Comparative (magneto)optical, redox, and photophysical properties of phosphorous octacarbazole- and tetra-tert-butyltetrabenzotriazacorroles

Abstract

The spectroscopy and electronic structure of the novel phosphorous(V) octacarbazole tetrabenzotriazacorrole (TBC(Cz)8P=O) compound were evaluated using a large array of experimental and theoretical methods, and compared to the reference terta-tert-butyl tetrabenzotriaazacorrole (TBC(tBu)4P=O). The first coordination sphere in TBC(Cz)8P(XY) and TBC(tBu)4P(XY) in a solid state and solution was probed by MALDI-TOF mass spectrometry, 31P NMR spectroscopy, XPS, UV–Vis, MCD, and elemental analysis. Based on the 31P NMR, mass spectrometry, UV–Vis, and MCD data, it was demonstrated that the initial pentacoordinated TBC(tBu)4P=O complex can be easily transformed to the hexa-coordinated species in the presence of water and methanol following TBC(tBu)4P=O ⇌ TBC(tBu)4P(OH)2 ⇌ TBC(tBu)4P(OH)(OMe) ⇌ TBC(tBu)4P(OMe)2 equilibrium. In wet solvents, the UV–Vis and MCD spectroscopies revealed that the two structures possess similar absorbance profiles; however, the TBC(Cz)8P(OH)2 compound had a more intense and red-shifted Q-band than the TBC(tBu)4P(OH)2 compound.
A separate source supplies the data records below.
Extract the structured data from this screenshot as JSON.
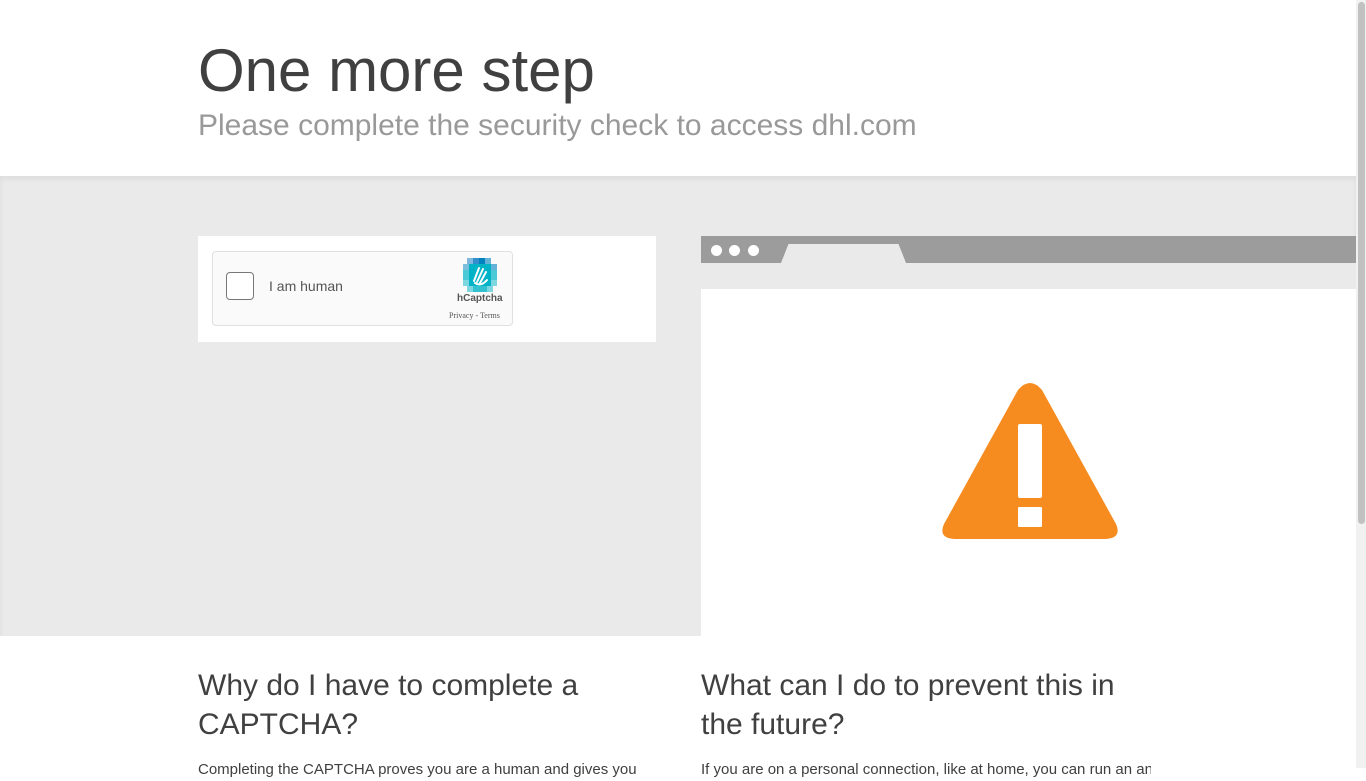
{
  "header": {
    "title": "One more step",
    "subtitle": "Please complete the security check to access dhl.com"
  },
  "captcha": {
    "checkbox_label": "I am human",
    "brand": "hCaptcha",
    "privacy_link": "Privacy",
    "link_separator": "-",
    "terms_link": "Terms"
  },
  "browser_illustration": {
    "warning_color": "#f68b1f",
    "icon": "warning-triangle-icon"
  },
  "info": {
    "why_heading": "Why do I have to complete a CAPTCHA?",
    "why_text": "Completing the CAPTCHA proves you are a human and gives you",
    "prevent_heading": "What can I do to prevent this in the future?",
    "prevent_text": "If you are on a personal connection, like at home, you can run an anti-"
  },
  "colors": {
    "band_background": "#eaeaea",
    "title_color": "#404040",
    "subtitle_color": "#999999",
    "hcaptcha_teal": "#00b3c7"
  }
}
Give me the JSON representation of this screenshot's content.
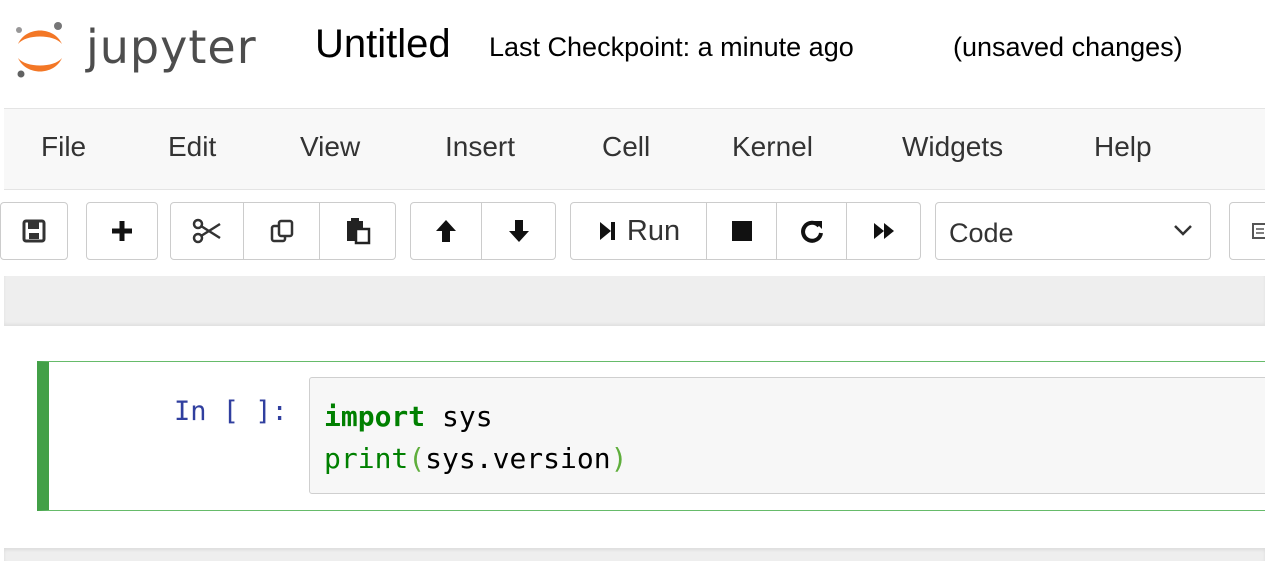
{
  "header": {
    "logo_text": "jupyter",
    "notebook_name": "Untitled",
    "checkpoint": "Last Checkpoint: a minute ago",
    "status": "(unsaved changes)"
  },
  "menubar": {
    "items": [
      "File",
      "Edit",
      "View",
      "Insert",
      "Cell",
      "Kernel",
      "Widgets",
      "Help"
    ]
  },
  "toolbar": {
    "buttons": [
      {
        "name": "save-button",
        "icon": "floppy-disk-icon"
      },
      {
        "name": "insert-cell-button",
        "icon": "plus-icon"
      },
      {
        "name": "cut-button",
        "icon": "scissors-icon"
      },
      {
        "name": "copy-button",
        "icon": "copy-icon"
      },
      {
        "name": "paste-button",
        "icon": "paste-icon"
      },
      {
        "name": "move-up-button",
        "icon": "arrow-up-icon"
      },
      {
        "name": "move-down-button",
        "icon": "arrow-down-icon"
      },
      {
        "name": "run-button",
        "icon": "step-forward-icon"
      },
      {
        "name": "interrupt-button",
        "icon": "stop-icon"
      },
      {
        "name": "restart-button",
        "icon": "redo-icon"
      },
      {
        "name": "restart-run-all-button",
        "icon": "fast-forward-icon"
      }
    ],
    "run_label": "Run",
    "cell_type": "Code"
  },
  "cell": {
    "prompt": "In [ ]:",
    "code": {
      "line1_keyword": "import",
      "line1_rest": " sys",
      "line2_func": "print",
      "line2_open": "(",
      "line2_arg": "sys.version",
      "line2_close": ")"
    }
  },
  "colors": {
    "logo_orange": "#f37726",
    "logo_gray": "#767677",
    "cell_border_selected": "#42a047",
    "prompt_blue": "#303f9f",
    "keyword_green": "#008000"
  }
}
The first oxidation under spectroelectrochemical conditions was found to be completely reversible for the TBC(Cz)8P(OH)2 compound; conversely, these experiments were completely irreversible for the TBC(tBu)4P(OH)2 compound. DFT and TDDFT calculations were performed using three different exchange-correlation functionals. The DFT results revealed several (16 in total) carbazole-centered MOs at energies in between the classical Gouterman's a1u and a2u frontier orbitals while the four Gouterman's frontier orbitals were found to be energetically sequential for the TBC(tBu)4P(OH)2 compound. The TDDFT calculations provided a very reasonable agreement between theory and experiment and demonstrated the presence of the inter-ligand (carbazole-to-TBC) charge-transfer transitions in TBC(Cz)8P(OH)2 in ∼500 nm region. Steady-state fluorescence spectroscopy data are indicative of the mid-range fluorescence quantum yields in both compounds. Transient absorption spectroscopy was utilized to probe triplet state formation and lifetimes (τT) which were found to be 112 μs for TBC(Cz)8P(OH)2 and 91 μs for TBC(tBu)4P(OH)2.